With fast falling residential real estate and no sight of its bottom, it is
only natural for them to protect their remaining nest eggs.
The market action seems to support this assumption. Unlike 1987, the sale
of stocks so far has been a more slow process than 1987. The selling has happened
in real stock shares first, then futures had to follow suit. Actually last
week (1/14-1/18), many mornings the futures were trying very hard to lift the
market with a mini rally by opening higher, only to be crashed by real shares
selling for cash by individuals and mutual funds acting on their behalf. The
cash index has been leading futures market in this market meltdown, unlike
1987.
If this assumption about baby boomers is correct, they will never likely get
back into the stock market again after cashing out, due to growing risk averse
profile with their increasing age. All they concern is to protect their cash
with consistent monthly income, this is why you see US 10 year and 30 year
treasury bonds reaching so high these days, the so-called safe haven vehicles.
Maybe stocks in the future are undervalued at 50% of book value, 70% of intrinsic
value, P/E at 8, PEG less than 1, but who cares. Yes, maybe inflation is gradually
eating their long bonds away, well, let us worry about that later when inflation
reaches double digit.
This discussion about baby boomers is not new, since as early as 2001, Wharton
professors of Andrew Abel and Jeremy Siegel have voiced concern about the herd
behavior of baby boomer generation and their cashing out simultaneously will
cause a stock market meltdown around 2010. We are not quite there yet, but
close enough. At the same time, who wants to be the last one to cash out at
the lowest price anyway? Does their prediction finally become reality now?
In order to get stock market back on track, we need sustainable long term
liquidity support from the next two generations. However right now, they are
more concerned about social security, healthcare, jobs, credit card debt, have
neither interest, nor cash and liquidity to invest in stocks, at least not
at the scale to match the whole generation of baby boomers cashing out at the
same time. Fed has cut interest rate very aggressively by 75 basis points,
more to come, and probably provided some good short term liquidity too. But
it is ineffective in this kind of market environment. Flood of liquidity will
provide a temporary rebound which will only give more people incentives to
cash out. Lower rate doesn't help if no one lends to each other due to credit
concern. These days, it seems that every bank, financial institution and individual
have some kind of credit problems and concerns.
The worst case scenario is that it might take a whole generation's time to
get next generations interested in stock market again, and their willingness
to invest by providing sustainable money inflow. Hope it won't take that long.
But just look at 1970s, Dow peaked in 1972 (some argue 1968), bottomed in 1982,
a 10 year bear market, half a generation's time.

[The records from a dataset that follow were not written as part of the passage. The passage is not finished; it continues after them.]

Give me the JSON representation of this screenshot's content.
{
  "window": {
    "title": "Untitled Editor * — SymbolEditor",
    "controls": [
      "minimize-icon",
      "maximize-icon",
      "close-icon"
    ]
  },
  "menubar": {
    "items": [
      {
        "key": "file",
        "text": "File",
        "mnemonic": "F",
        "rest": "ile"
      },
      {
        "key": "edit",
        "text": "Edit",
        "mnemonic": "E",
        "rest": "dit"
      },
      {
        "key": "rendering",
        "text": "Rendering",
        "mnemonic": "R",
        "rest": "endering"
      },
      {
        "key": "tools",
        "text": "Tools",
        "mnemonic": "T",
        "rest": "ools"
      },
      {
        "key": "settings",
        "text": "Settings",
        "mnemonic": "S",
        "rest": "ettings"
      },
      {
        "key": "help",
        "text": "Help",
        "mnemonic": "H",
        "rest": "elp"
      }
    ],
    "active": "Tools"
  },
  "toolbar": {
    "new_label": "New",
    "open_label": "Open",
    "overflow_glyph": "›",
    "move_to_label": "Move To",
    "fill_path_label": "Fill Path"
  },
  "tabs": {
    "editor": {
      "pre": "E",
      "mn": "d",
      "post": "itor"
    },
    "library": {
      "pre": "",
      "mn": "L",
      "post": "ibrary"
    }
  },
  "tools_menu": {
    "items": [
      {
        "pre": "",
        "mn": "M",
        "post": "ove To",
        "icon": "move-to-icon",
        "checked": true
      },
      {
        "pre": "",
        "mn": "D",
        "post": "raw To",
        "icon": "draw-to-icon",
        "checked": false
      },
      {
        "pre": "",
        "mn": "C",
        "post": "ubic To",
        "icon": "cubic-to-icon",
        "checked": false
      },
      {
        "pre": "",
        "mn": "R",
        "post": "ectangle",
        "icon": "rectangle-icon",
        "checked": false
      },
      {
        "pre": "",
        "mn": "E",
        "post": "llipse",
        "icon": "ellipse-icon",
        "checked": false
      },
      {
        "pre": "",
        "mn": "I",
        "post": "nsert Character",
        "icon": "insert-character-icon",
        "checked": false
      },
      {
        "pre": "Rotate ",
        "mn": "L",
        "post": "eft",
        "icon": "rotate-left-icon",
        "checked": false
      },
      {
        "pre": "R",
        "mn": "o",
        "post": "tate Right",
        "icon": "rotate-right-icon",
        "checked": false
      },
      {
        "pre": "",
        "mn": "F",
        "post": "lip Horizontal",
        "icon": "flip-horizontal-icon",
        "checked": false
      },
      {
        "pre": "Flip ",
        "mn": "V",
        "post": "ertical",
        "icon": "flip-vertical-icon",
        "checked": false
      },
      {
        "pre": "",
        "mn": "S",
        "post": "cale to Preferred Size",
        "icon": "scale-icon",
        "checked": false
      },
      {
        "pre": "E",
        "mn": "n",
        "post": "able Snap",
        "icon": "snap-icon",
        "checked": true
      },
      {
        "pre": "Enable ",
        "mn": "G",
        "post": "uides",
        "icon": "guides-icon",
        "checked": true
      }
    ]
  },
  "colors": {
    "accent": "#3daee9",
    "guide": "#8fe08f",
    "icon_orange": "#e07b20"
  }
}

What might be the best defense strategy in this market environment? My strategy
is and has always been sticking to gold, silver and precious miners. This kind
of credit and equity market turmoil and people's distrust of all paper assets
will only make gold more appealing and the reason to be held for long term
protection of their nest eggs. Gold has been and will always be the last resort
of all paper money in the world and provides the ultimate liquidity for all.
Precious metal miners will get dumped from time to time due to equity market
turmoil, but they will come back since their underlying assets are real physical
assets of gold and silver, not black box computer modeled phantom mortgages
or government printed paper money with falling value. Precious metals miners
act as long term options on gold not only without time decay but also with
increasing value through time.
As J. P. Morgan (the real person, not the phantom bank) always said "Gold
is money, that is it". I think he also meant, Gold is liquidity.